The Andy Parsons Project
In 2010/11 I staged the ‘The Andy Parsons project’ where I invited members of the public to sit for a portrait, and in return they received a large print of the painting. To facilitate this activity, I set up a studio in a vacant town centre Pharmacy, which was also used to display all the portraits in an open studio weekend.The interaction with the public became part of the artwork, as did the signage I used and the design of the final exhibition, which filled the Pharmacy building I converted.
A large number of people came forward and there seemed a genuine interest in the work from people of all backgrounds. The project asked a number of questions, about the primacy of photography over painting and drawing, the role of skill in contemporary art and the validity of painting as a medium in the digital age.
The project brought together two strands of my practice; an approach to art making which seeks to directly engage with a broad public, and my ongoing engagement with finding new ways to use the traditional media of painting, drawing, printmaking and sculpture.

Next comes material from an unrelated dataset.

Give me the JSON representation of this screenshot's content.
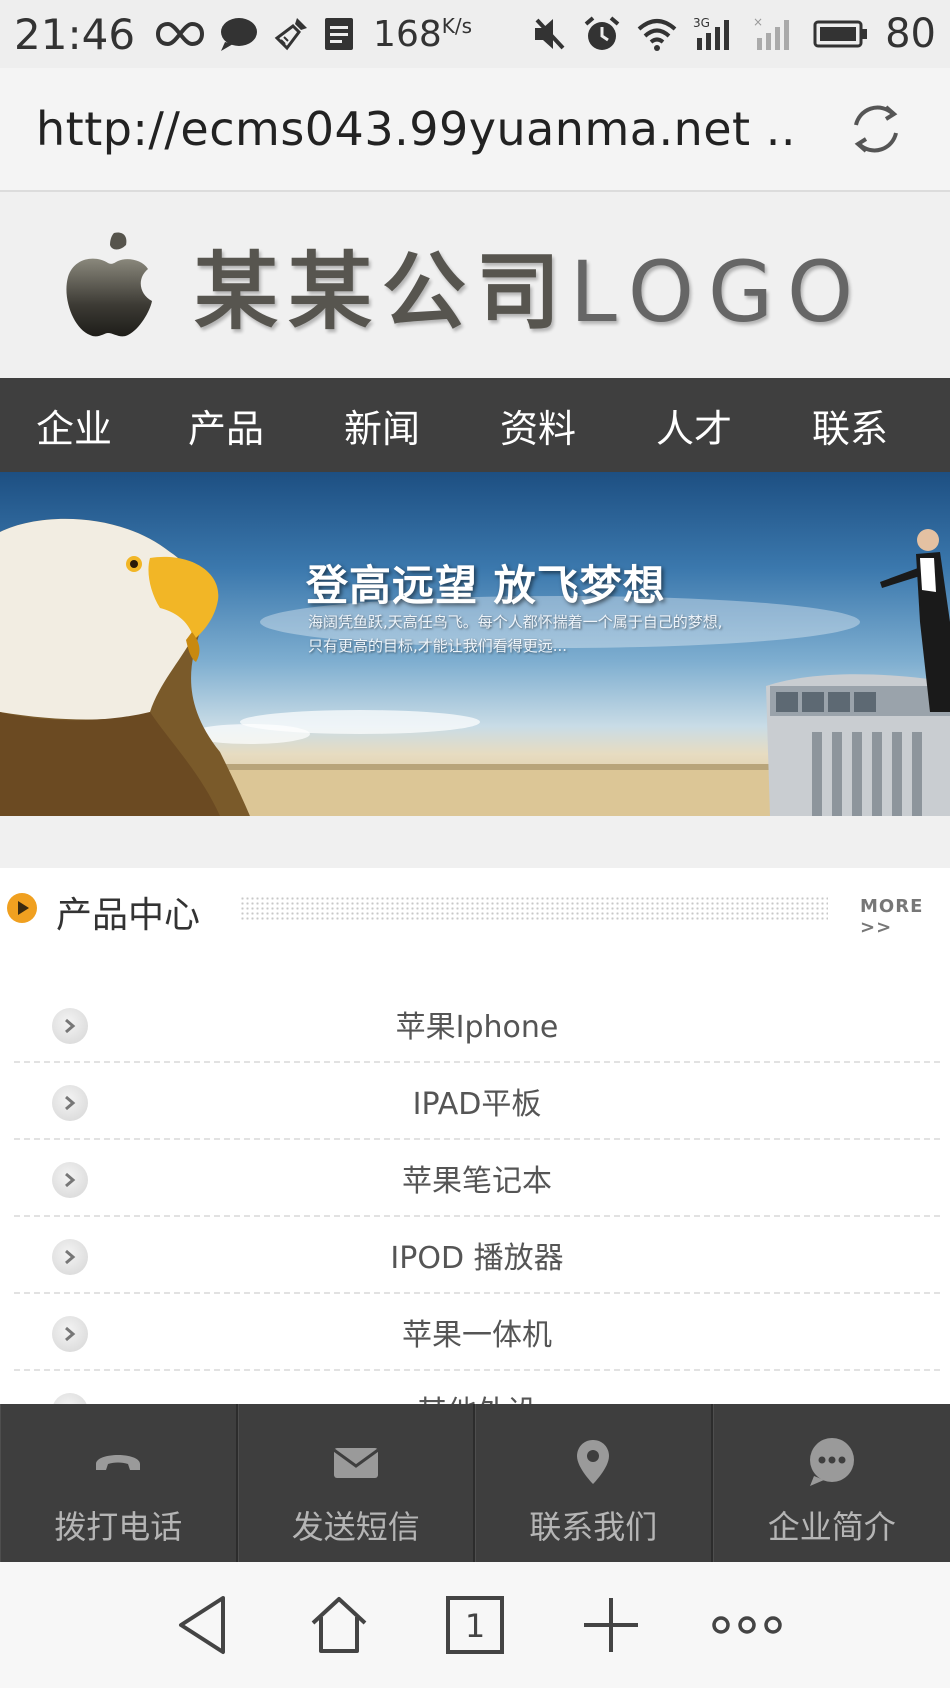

I am currently researching other issues it has raised, the idea of co-authorship in relation to the activity of portraiture and the status and role of traditional fine art objects as commodities in the context of relational practice.
I am interested in the developing work in traditional fine art media that can compete with lens based, performative and time based work without being retrograde or reactionary. My focus is increasingly the interface between public and artist, with the act of making art taking on a performative role. Specific contexts are devised where works of art will be made, will be seen to be made and will be made within a restricted time frame. The contexts also define the showing of the work; the portrait paintings I created as part of the Andy Parsons Project only exist as autonomous objects within the framing device of the portrait project.